No capítulo “Épilogue”, Servenière argumenta sobre várias áreas da cultura, sempre de maneira incondicional. Após breves considerações sobre música e criação, política, ciência, religião e economia, tantas vezes a suscitarem polêmica, finaliza com certa esperança: “É necessário saber que a total liberdade tem um preço, a solidão. Poucos são capazes de assumi-la (…) Malgrado tudo, continuemos a fazer o que é melhor, deixemos ladrar a matilha, caminhemos para vislumbrar além do horizonte, aprendamos, escutemos, viajemos… pois são os únicos meios provados para evitarmos morrer idiotas. Logicamente os cães continuarão a ladrar… Deixemo-los ladrar, mas evitemos beber na mesma fonte”.

O capítulo XII é dedicado a um concerto “Concert à l’Atelier”. Refere-se ao recital que dei aos 29 de Janeiro de 2013 na Salle Godard, em Paris, quando apresentei, extraprograma, o Étude Cosmique Sinergie, de sua autoria. Fico-lhe grato pela inserção.

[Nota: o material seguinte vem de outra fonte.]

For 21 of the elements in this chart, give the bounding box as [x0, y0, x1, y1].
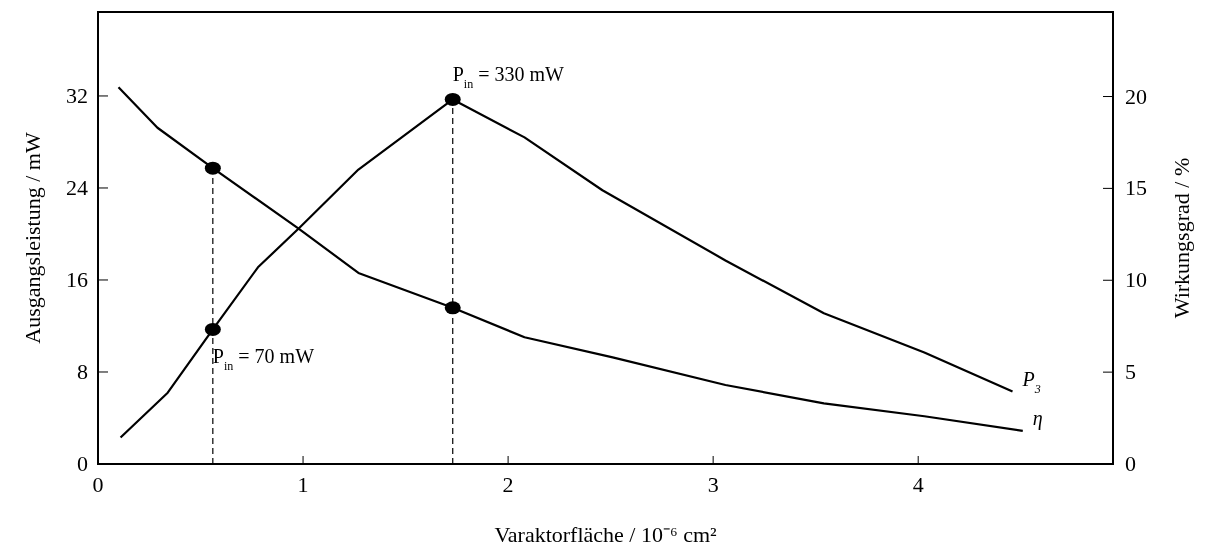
- series-label: η: [1032, 406, 1043, 430]
- y-axis-title: Ausgangsleistung / mW: [20, 132, 45, 344]
- y2-tick-label: 20: [1125, 83, 1147, 109]
- y2-tick-label: 0: [1125, 451, 1136, 476]
- annotation: P$_{in}$ = 70 mW: [212, 345, 315, 374]
- y-tick-label: 24: [66, 174, 88, 200]
- y-tick-label: 8: [77, 358, 88, 384]
- annotation: P$_{in}$ = 330 mW: [452, 63, 565, 92]
- x-tick-label: 2: [502, 472, 514, 497]
- series-label: P$_{3}$: [1021, 367, 1041, 396]
- x-axis-title: Varaktorfläche / 10⁻⁶ cm²: [494, 522, 718, 547]
- y2-tick-label: 15: [1125, 175, 1147, 201]
- y2-tick-label: 5: [1125, 359, 1136, 385]
- y2-axis-title: Wirkungsgrad / %: [1169, 157, 1194, 319]
- x-tick-label: 1: [297, 472, 309, 497]
- y2-tick-label: 10: [1125, 267, 1147, 293]
- y-tick-label: 0: [77, 451, 88, 476]
- x-tick-label: 3: [707, 472, 719, 497]
- x-tick-label: 4: [912, 472, 924, 497]
- y-tick-label: 32: [66, 82, 88, 108]
- y-tick-label: 16: [66, 266, 88, 292]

“Bien Faire et Laisser Braire” pode ser adquirido através do site www.amazon.fr . Recomendo-o vivamente.

This post is an appreciation of the book “Bien Faire et Laisser Braire” (in a totally free translation, “Dogs Bark and the Caravan Moves on”), chronicles written by the French composer François Servenière, in which, after a brief introduction shedding lights on his childhood and family origins, he addresses a myriad of subjects, such as arts, politics, religion, fanaticism, sciences and, most of all, music. Controversial as he may be, sometimes proposing radical solutions, Servenière concludes with at least a thread of hope, stating that, as a lone fighter, one has to go on doing its best whatever the cost.